I have two tables, df and asm. df is a very large table while asm is a very small table

When I execute this code

        df.groupBy(f.spark_partition_id()).count().show()

        # assumption name is under index
        df = df.join(f.broadcast(asm), df["join_asm"] == asm["index"]).drop("join_asm", "index")
        df.groupBy(f.spark_partition_id()).count().show()

I inexplicably get this result

+--------------------+-----+
|SPARK_PARTITION_ID()|count|
+--------------------+-----+
|                 148|   50|
|                  31|   50|
|                 137|   50|
|                  85|   50|
|                  65|   50|
|                  53|   50|
|                 133|   50|
|                  78|   50|
|                 108|   50|
|                 155|   50|
|                  34|   50|
|                 193|   50|
|                 101|   50|
|                 115|   50|
|                 126|   50|
|                  81|   50|
|                  28|   50|
|                 183|   50|
|                  76|   50|
|                  26|   50|
+--------------------+-----+
only showing top 20 rows

+--------------------+-----+
|SPARK_PARTITION_ID()|count|
+--------------------+-----+
|                   0|10000|
+--------------------+-----+

Nothing I've seen seems to be able to explain this.
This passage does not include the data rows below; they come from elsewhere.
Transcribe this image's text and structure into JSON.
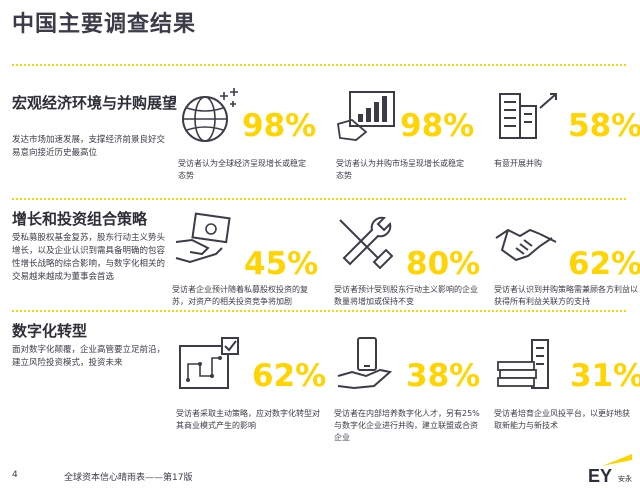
{
  "page": {
    "title": "中国主要调查结果",
    "page_number": "4",
    "footer": "全球资本信心晴雨表——第17版",
    "logo_text": "EY",
    "logo_suffix": "安永"
  },
  "sections": [
    {
      "title": "宏观经济环境与并购展望",
      "description": "发达市场加速发展，支撑经济前景良好交易意向接近历史最高位",
      "stats": [
        {
          "icon": "globe-icon",
          "value": "98%",
          "desc": "受访者认为全球经济呈现增长或稳定态势"
        },
        {
          "icon": "growth-chart-icon",
          "value": "98%",
          "desc": "受访者认为并购市场呈现增长或稳定态势"
        },
        {
          "icon": "buildings-icon",
          "value": "58%",
          "desc": "有意开展并购"
        }
      ]
    },
    {
      "title": "增长和投资组合策略",
      "description": "受私募股权基金复苏，股东行动主义势头增长，以及企业认识到需具备明确的包容性增长战略的综合影响，与数字化相关的交易越来越成为董事会首选",
      "stats": [
        {
          "icon": "money-hand-icon",
          "value": "45%",
          "desc": "受访者企业预计随着私募股权投资的复苏，对资产的相关投资竞争将加剧"
        },
        {
          "icon": "tools-icon",
          "value": "80%",
          "desc": "受访者预计受到股东行动主义影响的企业数量将增加或保持不变"
        },
        {
          "icon": "handshake-icon",
          "value": "62%",
          "desc": "受访者认识到并购策略需兼顾各方利益以获得所有利益关联方的支持"
        }
      ]
    },
    {
      "title": "数字化转型",
      "description": "面对数字化颠覆，企业高管要立足前沿，建立风险投资模式，投资未来",
      "stats": [
        {
          "icon": "circuit-check-icon",
          "value": "62%",
          "desc": "受访者采取主动策略，应对数字化转型对其商业模式产生的影响"
        },
        {
          "icon": "hand-phone-icon",
          "value": "38%",
          "desc": "受访者在内部培养数字化人才，另有25%与数字化企业进行并购，建立联盟或合资企业"
        },
        {
          "icon": "money-stack-icon",
          "value": "31%",
          "desc": "受访者培育企业风投平台，以更好地获取新能力与新技术"
        }
      ]
    }
  ],
  "colors": {
    "accent": "#ffd400",
    "text": "#2e2e38"
  }
}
I've verified the asm is being broadcast but even if it wasn't I don't know why it would automatically coalesce all the data into a single partition.

  • There are some posts here. May be they can help with partitioning behaviour during join: https://stackoverflow.com/questions/46773829/which-properties-has-spark-dataframe-after-join-of-two-dataframes-with-same-part, https://stackoverflow.com/questions/51876281/is-partitioning-retained-after-a-spark-sql-join – Azhar Khan Oct 25 '22 at 11:33

0 Answers0